Assured Guaranty Municipal and National Public Finance Guarantee, two bond insurers with exposure to Puerto Rico, recently received AA+ Stable Outlook ratings from Kroll Bond Rating Agency, which gave them favorable grades despite their risk.
“The bond insurers’ exposure to Puerto Rico has been the focus of heightened market interest over the past week due largely to the recent comments made by officials of Puerto Rico, especially [Gov. Alejandro García-Padilla’s] call for a debt moratorium,” Kroll said in a statement issued Monday.
KBRA’s ratings of AGM and National are insurance financial strength ratings reflecting the policyholder obligations of each company. KBRA’s prior rating analyses of AGM and National incorporated a stress case analysis of their respective exposures to Puerto Rico that assumed significant losses on all classes of insured Puerto Rico debt except for insured debt through the Puerto Rico Sales Tax Financing Corp., known as COFINA.
KBRA also assumed that certain reinsurers fail to perform on their reinsurance obligations to the ceding company.
“As described in our reports for AGM and National, these assumed losses totaled nearly $800 million for AGM and nearly $1.4 billion for National on a future value basis over the terms of the insured debt as they mature over the next 20 years,” KBRA said.
“For AGM, these stress case losses constitute 40 percent of the $2 billion of net par exposure to the Puerto Rico issuers subject to the stress case. For National, they represent 38 percent of their $3.7 billion of net par exposure to the stressed issuers,” it said.

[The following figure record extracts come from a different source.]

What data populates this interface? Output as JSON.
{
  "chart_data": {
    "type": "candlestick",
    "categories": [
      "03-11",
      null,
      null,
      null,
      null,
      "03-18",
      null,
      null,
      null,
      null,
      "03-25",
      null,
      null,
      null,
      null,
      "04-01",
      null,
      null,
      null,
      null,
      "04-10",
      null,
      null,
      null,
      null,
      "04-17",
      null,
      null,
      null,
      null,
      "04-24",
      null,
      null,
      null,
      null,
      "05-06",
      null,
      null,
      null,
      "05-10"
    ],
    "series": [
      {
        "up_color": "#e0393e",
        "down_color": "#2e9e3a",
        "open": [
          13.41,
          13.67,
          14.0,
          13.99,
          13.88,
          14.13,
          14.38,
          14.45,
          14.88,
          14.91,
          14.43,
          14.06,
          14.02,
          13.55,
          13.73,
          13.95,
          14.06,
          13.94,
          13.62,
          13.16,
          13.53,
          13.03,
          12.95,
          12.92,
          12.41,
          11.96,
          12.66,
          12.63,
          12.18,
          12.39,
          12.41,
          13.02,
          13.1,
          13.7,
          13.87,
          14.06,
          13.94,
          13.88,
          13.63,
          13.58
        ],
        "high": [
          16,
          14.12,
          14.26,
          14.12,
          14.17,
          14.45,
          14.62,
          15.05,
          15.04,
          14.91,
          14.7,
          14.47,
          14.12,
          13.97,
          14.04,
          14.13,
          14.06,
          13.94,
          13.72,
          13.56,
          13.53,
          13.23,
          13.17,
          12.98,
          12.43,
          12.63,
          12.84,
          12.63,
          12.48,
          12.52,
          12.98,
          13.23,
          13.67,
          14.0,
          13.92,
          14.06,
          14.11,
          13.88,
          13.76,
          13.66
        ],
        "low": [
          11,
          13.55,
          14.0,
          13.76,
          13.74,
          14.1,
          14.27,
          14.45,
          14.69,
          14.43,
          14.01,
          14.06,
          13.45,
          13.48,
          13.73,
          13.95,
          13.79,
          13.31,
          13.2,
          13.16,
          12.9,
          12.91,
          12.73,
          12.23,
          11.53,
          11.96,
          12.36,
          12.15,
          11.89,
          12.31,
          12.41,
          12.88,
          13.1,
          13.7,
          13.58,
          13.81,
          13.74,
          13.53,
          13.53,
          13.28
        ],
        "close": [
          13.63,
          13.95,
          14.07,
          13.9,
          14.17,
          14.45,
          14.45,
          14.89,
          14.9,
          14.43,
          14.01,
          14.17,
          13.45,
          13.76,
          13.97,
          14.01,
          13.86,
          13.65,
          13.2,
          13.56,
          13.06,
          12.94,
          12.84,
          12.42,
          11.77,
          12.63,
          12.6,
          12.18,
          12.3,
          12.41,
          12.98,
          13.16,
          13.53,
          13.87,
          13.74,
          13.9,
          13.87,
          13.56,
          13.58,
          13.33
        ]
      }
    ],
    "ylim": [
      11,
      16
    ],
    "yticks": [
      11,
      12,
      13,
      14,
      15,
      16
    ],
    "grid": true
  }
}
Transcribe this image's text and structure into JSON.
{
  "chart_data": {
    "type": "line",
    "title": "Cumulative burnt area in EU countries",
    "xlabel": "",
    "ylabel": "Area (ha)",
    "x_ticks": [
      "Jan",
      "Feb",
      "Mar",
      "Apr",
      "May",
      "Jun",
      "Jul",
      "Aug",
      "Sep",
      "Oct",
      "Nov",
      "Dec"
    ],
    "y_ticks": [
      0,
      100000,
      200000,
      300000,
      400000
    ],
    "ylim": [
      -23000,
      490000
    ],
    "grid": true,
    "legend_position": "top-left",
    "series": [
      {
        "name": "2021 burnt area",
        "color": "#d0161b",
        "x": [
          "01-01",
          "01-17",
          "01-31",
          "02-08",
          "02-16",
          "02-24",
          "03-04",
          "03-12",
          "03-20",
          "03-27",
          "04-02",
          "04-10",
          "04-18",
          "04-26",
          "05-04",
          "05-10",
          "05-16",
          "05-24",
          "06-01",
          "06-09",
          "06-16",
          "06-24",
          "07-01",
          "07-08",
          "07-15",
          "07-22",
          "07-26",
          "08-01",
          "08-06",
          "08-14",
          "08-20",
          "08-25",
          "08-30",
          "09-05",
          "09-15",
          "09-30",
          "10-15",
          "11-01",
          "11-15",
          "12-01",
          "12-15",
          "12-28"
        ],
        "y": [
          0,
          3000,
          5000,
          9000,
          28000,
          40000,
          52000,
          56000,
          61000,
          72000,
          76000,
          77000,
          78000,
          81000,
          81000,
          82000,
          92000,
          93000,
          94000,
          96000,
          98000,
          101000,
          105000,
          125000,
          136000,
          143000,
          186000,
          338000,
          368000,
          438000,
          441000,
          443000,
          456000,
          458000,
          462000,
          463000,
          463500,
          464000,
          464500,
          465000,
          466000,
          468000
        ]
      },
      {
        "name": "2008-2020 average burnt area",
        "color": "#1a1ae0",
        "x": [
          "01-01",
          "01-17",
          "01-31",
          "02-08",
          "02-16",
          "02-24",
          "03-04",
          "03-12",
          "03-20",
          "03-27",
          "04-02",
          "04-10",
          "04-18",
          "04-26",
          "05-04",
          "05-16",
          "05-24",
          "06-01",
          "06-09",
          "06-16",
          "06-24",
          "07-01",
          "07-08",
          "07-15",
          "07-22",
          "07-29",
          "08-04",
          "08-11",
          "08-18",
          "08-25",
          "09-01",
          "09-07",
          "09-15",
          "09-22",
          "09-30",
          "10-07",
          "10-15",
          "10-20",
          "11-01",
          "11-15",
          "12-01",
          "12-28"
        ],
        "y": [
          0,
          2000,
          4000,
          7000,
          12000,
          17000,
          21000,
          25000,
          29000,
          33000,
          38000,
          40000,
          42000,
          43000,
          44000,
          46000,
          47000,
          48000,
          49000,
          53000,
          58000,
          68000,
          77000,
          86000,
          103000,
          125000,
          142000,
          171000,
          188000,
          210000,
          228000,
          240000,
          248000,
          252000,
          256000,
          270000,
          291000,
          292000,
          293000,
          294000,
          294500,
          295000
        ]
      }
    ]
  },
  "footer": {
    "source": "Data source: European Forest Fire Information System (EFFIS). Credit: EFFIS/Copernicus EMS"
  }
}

Further, KBRA incorporated these Puerto Rico stress case losses, together with other stress case losses from the balance of their respective insured portfolios and operating expenses, in our financial model forecast of each company, it noted.
“The results of this financial model showed their respective claims paying resources sufficient to meet all requirements by a comfortable margin,” it said.
KBRA further notes that AGM and National, among others, are facilitating the cash flow requirements of the Puerto Rico Electric Power Authority by committing to purchase a substantial proportion of $128 million of short term financing.
“This financing, in KBRA’s opinion, reflects the stressed condition of PREPA.” it said.
“In KBRA’s opinion, these recent developments with respect to Puerto Rico have not progressed to a point that exceeds the level of stress we have previously incorporated in the rating analysis of AGM and National. KBRA will closely monitor future developments,” KBRA said.
“Although we developed these stress case losses based on assumptions that we expect will be more severe than the actual outcome, we cannot be certain that will prove to be the case as the process unfolds. As the Puerto Rico credit profile evolves, KBRA will comment on any changes that are warranted in our analysis,” it concluded.